There is also film of Huxley talking about this which includes the text of a letter Huxley wrote to Orwell…

5 comments

  1. a ruling class which thought principally in terms of a “good time” would soon lose its vitality. A ruling class has got to have a strict morality, a quasi-religious belief in itself, a mystique.

    It’s been a long time since I read Brave New World, but as far as I recall that’s exactly what the Alpha class (and every other Fordian caste) does have — it’s instilled in them by genetic predisposition and social conditioning. Mustapha Mond may be many things, but one thing he isn’t is a decadent hedonist who thinks entirely in terms of a good time. The ones who do that are the lower orders, where thinking just gets in the way of the efficient running of society.

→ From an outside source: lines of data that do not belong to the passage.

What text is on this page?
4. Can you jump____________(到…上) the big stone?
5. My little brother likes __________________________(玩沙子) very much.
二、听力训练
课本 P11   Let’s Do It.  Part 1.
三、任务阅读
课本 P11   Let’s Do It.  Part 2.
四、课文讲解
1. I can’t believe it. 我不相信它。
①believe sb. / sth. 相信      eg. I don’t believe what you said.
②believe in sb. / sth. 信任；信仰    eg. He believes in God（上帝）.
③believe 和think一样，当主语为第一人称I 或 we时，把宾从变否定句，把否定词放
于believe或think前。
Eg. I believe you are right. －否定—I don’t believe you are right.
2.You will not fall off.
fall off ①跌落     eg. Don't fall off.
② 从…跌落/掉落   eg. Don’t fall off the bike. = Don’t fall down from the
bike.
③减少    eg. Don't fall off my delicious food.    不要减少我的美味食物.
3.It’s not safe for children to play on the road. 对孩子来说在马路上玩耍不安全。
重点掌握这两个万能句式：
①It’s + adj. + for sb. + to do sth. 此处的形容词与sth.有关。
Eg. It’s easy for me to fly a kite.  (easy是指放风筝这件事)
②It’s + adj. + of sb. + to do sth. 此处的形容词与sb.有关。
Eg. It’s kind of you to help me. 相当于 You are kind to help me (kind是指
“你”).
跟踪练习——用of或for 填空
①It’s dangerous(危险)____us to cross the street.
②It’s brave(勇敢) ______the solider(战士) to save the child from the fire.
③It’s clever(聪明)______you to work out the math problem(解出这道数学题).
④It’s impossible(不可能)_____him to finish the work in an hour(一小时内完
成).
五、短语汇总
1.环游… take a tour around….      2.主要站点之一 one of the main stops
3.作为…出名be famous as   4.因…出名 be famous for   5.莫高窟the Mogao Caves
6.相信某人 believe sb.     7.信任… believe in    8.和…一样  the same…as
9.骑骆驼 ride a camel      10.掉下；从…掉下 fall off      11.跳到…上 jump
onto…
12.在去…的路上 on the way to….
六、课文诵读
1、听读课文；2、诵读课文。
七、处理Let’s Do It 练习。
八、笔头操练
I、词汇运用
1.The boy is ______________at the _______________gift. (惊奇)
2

  2. Very true, however I also think the current bunch do have quite hedonistic good time as well…what with all these costume parties and bunga bunga and so on.

    If I am re-reading any HUxley soon, I am rereading Island.

  3. Never read that one; in fact, the only other Huxley books I have read are his historical ones about the perils of sanctity, The Devils of Loudun and Grey Eminence. Both pretty good as I recall; the latter especially made a considerable impression during my puritanical teens, as it depicts a man who was highly intelligent, completely incorruptible and a cause of the disastrous Thirty Years War – which Huxley also relates to more recent catastrophes.